Consider a random straight line $L$ passing through the origin with equation $y=Mx$. Suppose that the angle $\theta$ that it makes with the positive $x$-axis is uniformly distributed in $(0,\pi/2)$.

1. Find the density of $M$, the slope of the line $L$. (Hint: Express the slope $M$ in terms of the angle.)
2. Let $(X,Y)$ be the coordinates of the point where the line $L$ intersects the unit circle $\{(u,v):u^2+v^2=1\}$. Find the expected value of $Y$.
3. The line $L$ divides the unit square, with corners $(0,0),(1,0),(0,1),(1,1)$, in two pieces. Find the expectation of the area of the smaller piece.

My thinking:

1. For this one, is it saying that the density of $M$ is the same as the slope of the line $L$? If so, does this mean that the slope of the line is simply $M=\tan(\theta)$?
2. If I think of the unit circle as a function $f(x)=\sqrt{1-x^2}$ for $x>0$. Then the expectation of Y is $\mathbb{E}[Y]=\int_{-\infty}^\infty xf(x)dx$? I am not too sure about this one because I don't see a relation to line L.
3. I am not sure how to find this one, but my thinking so far is to find an expression for the area of, which represents probability. Then similarly to part (2), I can use $\mathbb{E}[X]=\int_{-\infty}^\infty xf(x)dx$.

Answer 1

1. The random variable $M$ is indeed related to the random variable $\theta$ by $M = \tan \theta$. But the density of $M$ requires a little work: Either apply a general result you may have seen, or work from scratch by calculating $F_M(m) = \mathbb{P}(M\le m) = \mathbb{P}(\tan \theta \le m) = \mathbb{P}(\theta \le \arctan m)$ and applying the uniform distribution $\mathbb{P}(\theta \le \theta_0) = \frac{2}{\pi} \theta_0$ for any $\theta_0 \in [0,\pi/2]$. This gives you the cumulative distribution function $F_M$, from which you find the density $f_M$ by taking the derivative.

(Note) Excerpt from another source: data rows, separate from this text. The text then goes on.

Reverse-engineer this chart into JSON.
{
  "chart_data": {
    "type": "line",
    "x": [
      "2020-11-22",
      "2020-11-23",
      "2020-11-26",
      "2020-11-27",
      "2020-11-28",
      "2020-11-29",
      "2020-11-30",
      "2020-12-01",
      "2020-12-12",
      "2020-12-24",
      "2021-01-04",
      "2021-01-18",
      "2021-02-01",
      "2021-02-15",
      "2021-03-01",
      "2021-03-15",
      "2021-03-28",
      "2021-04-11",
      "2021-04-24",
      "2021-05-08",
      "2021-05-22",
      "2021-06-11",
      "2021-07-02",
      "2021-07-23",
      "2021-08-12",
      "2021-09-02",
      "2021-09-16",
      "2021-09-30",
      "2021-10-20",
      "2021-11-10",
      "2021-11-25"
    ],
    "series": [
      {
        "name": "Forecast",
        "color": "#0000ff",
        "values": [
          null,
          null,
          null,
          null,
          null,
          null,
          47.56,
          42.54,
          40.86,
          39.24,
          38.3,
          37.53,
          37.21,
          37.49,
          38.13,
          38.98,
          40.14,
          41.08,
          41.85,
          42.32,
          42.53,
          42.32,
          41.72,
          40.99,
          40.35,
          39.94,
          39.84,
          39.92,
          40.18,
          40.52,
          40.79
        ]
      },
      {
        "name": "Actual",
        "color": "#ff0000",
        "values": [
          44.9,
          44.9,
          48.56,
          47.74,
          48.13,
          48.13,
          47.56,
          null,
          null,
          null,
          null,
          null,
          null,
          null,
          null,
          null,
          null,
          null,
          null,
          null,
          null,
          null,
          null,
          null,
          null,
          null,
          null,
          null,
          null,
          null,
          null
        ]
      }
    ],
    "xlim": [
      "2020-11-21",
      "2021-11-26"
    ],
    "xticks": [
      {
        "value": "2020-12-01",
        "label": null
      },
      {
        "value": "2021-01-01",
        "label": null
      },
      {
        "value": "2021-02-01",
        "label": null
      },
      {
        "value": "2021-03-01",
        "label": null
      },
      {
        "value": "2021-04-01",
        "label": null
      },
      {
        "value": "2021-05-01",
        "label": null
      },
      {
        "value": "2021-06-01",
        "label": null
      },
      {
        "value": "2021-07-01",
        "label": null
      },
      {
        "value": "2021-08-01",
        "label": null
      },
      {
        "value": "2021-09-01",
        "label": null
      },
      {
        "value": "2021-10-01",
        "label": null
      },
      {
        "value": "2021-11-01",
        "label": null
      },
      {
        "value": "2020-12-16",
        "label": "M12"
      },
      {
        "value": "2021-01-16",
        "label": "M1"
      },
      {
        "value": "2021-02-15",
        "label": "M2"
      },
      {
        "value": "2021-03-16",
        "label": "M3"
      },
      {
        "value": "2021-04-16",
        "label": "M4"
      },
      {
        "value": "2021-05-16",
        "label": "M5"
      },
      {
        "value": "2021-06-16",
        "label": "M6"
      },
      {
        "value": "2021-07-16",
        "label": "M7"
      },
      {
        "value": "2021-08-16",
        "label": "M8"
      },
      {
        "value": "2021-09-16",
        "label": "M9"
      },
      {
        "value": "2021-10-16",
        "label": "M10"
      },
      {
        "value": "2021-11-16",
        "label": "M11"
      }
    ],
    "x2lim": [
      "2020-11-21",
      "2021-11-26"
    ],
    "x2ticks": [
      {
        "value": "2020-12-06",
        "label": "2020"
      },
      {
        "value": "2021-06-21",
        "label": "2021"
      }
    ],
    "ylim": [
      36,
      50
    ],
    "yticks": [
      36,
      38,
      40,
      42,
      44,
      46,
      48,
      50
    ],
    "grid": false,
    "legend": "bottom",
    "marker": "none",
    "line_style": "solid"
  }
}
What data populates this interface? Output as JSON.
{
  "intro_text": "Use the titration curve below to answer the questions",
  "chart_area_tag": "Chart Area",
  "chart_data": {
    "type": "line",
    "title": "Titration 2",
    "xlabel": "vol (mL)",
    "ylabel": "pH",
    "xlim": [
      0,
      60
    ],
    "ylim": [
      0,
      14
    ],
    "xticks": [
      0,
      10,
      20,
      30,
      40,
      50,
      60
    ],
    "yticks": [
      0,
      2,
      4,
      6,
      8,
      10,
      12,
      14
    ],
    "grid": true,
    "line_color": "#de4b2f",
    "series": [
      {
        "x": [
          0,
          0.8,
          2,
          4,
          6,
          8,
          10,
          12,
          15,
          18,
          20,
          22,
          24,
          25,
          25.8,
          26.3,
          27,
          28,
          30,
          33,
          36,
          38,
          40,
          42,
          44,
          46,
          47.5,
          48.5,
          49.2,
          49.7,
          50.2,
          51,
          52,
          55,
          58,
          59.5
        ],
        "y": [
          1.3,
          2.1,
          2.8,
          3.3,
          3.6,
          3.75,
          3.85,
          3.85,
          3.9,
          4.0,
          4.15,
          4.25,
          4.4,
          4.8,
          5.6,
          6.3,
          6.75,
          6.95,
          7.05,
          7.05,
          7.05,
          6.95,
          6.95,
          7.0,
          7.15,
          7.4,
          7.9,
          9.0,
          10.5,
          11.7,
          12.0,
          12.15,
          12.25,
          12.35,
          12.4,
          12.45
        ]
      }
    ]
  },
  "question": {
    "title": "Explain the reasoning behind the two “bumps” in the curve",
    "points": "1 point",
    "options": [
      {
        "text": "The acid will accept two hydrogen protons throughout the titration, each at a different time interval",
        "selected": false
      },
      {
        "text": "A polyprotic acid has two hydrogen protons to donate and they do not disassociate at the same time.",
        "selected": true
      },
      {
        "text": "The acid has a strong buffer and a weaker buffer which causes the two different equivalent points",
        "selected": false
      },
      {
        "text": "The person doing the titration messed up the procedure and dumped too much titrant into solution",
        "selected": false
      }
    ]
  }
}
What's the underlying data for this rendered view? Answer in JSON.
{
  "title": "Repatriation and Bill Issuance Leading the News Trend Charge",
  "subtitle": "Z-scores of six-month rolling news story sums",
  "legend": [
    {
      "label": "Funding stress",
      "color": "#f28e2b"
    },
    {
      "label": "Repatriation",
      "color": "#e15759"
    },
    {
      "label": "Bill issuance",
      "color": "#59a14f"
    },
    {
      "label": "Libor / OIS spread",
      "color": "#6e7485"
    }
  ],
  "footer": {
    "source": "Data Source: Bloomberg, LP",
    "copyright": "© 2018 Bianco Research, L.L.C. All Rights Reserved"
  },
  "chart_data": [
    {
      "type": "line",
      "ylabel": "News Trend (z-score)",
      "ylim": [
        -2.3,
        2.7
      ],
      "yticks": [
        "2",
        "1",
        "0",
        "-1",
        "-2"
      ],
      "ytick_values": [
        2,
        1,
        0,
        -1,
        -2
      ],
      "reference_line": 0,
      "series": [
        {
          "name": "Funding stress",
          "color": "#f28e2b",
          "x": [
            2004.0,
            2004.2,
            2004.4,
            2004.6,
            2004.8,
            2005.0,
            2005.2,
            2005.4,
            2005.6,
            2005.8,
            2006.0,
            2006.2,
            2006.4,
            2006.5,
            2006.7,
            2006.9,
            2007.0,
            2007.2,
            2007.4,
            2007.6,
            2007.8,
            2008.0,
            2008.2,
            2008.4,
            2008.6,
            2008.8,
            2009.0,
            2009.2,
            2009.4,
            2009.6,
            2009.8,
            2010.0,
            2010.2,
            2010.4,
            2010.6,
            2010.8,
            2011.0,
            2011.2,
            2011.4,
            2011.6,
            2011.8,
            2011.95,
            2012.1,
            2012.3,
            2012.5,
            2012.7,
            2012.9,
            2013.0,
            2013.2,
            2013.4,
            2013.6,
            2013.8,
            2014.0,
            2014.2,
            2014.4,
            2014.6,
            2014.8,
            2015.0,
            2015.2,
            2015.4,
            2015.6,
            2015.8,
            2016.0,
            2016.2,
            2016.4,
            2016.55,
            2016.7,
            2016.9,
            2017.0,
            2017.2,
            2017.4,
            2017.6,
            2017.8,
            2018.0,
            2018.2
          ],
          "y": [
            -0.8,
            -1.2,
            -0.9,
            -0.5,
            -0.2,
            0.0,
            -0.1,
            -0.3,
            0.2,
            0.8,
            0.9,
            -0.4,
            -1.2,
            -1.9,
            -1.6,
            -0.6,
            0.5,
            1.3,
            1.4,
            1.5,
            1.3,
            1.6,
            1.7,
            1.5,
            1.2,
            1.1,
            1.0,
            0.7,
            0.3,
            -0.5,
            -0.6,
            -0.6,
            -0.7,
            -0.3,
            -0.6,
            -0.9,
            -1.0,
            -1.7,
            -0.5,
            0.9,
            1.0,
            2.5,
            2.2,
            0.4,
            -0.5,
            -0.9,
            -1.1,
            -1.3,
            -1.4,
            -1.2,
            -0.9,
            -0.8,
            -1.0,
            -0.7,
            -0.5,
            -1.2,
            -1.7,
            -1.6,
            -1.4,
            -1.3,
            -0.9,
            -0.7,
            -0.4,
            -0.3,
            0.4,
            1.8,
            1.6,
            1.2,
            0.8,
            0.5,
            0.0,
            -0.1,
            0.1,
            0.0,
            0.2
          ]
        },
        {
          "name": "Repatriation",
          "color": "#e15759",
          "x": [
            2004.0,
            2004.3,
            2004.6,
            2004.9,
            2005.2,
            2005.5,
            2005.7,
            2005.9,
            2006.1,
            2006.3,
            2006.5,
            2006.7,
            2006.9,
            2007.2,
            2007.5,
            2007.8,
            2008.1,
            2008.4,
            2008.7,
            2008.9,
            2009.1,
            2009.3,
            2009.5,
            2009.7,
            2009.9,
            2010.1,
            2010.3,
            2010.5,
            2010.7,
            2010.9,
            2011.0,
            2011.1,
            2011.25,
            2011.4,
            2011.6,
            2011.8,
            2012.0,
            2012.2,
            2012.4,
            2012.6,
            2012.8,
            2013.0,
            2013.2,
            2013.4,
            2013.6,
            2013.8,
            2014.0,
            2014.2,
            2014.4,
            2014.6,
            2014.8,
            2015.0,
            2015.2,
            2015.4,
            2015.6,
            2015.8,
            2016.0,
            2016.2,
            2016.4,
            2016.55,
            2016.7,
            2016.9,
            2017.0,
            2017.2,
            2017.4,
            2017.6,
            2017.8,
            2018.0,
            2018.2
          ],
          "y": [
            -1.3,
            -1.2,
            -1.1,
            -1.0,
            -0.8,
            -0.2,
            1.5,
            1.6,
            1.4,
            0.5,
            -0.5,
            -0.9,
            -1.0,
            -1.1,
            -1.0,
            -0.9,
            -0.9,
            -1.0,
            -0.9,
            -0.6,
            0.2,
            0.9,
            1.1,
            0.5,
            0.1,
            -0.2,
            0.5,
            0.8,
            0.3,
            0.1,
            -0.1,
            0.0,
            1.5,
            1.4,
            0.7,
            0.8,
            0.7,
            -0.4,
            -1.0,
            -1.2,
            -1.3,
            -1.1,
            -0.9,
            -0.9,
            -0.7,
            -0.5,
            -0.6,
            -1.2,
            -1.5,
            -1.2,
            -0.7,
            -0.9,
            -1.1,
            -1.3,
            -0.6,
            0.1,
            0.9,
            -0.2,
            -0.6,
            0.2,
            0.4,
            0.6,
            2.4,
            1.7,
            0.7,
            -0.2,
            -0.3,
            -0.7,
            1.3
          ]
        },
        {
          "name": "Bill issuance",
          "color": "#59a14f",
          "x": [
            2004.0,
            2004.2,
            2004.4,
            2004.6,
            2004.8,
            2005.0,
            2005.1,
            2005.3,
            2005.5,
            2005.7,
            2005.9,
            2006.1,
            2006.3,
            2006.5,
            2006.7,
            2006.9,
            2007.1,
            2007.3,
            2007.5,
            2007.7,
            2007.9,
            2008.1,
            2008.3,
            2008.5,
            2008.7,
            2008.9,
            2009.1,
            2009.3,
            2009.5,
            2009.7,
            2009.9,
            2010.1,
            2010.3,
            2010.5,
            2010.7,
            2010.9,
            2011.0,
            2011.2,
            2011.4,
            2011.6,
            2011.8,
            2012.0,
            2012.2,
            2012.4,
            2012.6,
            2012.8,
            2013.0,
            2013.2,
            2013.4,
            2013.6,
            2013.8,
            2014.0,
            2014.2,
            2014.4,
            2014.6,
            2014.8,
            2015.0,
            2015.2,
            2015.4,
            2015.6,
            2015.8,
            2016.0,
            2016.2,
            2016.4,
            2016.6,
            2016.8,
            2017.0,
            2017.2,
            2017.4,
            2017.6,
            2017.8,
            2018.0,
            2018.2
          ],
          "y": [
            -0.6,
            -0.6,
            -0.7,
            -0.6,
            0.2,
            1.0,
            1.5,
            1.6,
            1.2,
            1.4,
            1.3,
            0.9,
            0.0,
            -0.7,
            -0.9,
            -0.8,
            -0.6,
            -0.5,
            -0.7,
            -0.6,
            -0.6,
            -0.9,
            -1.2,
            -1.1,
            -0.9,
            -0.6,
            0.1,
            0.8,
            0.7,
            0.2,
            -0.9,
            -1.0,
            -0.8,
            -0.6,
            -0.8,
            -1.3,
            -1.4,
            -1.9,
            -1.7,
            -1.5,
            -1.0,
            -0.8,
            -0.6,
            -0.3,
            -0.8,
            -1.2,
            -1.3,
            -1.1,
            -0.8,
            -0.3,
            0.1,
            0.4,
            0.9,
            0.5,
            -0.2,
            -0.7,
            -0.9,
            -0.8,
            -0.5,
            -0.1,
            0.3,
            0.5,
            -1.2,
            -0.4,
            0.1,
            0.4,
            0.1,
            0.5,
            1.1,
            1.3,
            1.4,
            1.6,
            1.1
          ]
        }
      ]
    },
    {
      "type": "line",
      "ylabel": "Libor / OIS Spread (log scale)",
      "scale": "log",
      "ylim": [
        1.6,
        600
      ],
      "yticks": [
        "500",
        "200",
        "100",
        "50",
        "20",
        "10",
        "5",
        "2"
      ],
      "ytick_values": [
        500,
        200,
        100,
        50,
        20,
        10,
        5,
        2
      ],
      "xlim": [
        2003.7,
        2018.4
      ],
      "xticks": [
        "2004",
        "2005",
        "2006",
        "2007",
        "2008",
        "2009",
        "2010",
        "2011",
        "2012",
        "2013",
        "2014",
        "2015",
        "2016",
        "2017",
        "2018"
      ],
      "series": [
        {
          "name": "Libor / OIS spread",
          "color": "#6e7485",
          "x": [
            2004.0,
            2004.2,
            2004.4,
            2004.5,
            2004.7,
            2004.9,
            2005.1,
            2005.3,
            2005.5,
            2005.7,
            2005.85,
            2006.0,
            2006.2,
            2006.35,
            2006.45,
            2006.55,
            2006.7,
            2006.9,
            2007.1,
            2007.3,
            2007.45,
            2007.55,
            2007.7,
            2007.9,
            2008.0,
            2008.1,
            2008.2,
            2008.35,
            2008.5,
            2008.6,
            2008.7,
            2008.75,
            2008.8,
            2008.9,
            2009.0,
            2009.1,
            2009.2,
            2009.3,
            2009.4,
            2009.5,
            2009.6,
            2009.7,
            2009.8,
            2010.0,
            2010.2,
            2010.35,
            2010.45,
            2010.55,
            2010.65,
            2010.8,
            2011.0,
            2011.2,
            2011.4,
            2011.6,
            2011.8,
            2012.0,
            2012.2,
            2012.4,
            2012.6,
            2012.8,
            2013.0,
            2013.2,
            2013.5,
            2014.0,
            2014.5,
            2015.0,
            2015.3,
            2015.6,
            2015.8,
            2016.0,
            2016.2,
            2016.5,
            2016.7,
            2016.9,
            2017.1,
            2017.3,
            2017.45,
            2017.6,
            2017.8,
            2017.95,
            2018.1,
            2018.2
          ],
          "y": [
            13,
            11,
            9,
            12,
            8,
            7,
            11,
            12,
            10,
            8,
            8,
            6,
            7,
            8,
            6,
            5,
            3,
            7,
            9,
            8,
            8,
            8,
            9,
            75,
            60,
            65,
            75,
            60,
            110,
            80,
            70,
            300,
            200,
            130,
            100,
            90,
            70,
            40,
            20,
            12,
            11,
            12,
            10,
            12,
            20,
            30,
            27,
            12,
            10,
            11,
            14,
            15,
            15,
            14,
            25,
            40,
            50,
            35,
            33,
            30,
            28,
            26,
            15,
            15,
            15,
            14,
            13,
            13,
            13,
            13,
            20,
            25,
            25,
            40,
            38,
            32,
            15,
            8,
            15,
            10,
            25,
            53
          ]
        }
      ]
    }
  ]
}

2. You could find $\mathbb{E}[Y]$ with an approach like the one you give, but $f(x) = \sqrt{1-x^2}$ is not the density of $Y$: You would have to find it using the relation $Y = g(\theta) = \sin \theta$ first, as in (1). Instead, it's easier to remember $\mathbb{E}[g(X)] = \int g(x) f_X(x) \, dx$ and calculate $\mathbb{E}[Y] = \mathbb{E}[\sin \theta] = \int_0^{\pi/2} \sin \theta \cdot \frac{2}{\pi} \, d\theta$

3. Express the area $A$ as a function of $\theta$, which is easy if you consider the cases $\theta \le \frac{\pi}{4}$ and $\theta > \frac{\pi}{4}$ separately. Then proceed as in (2).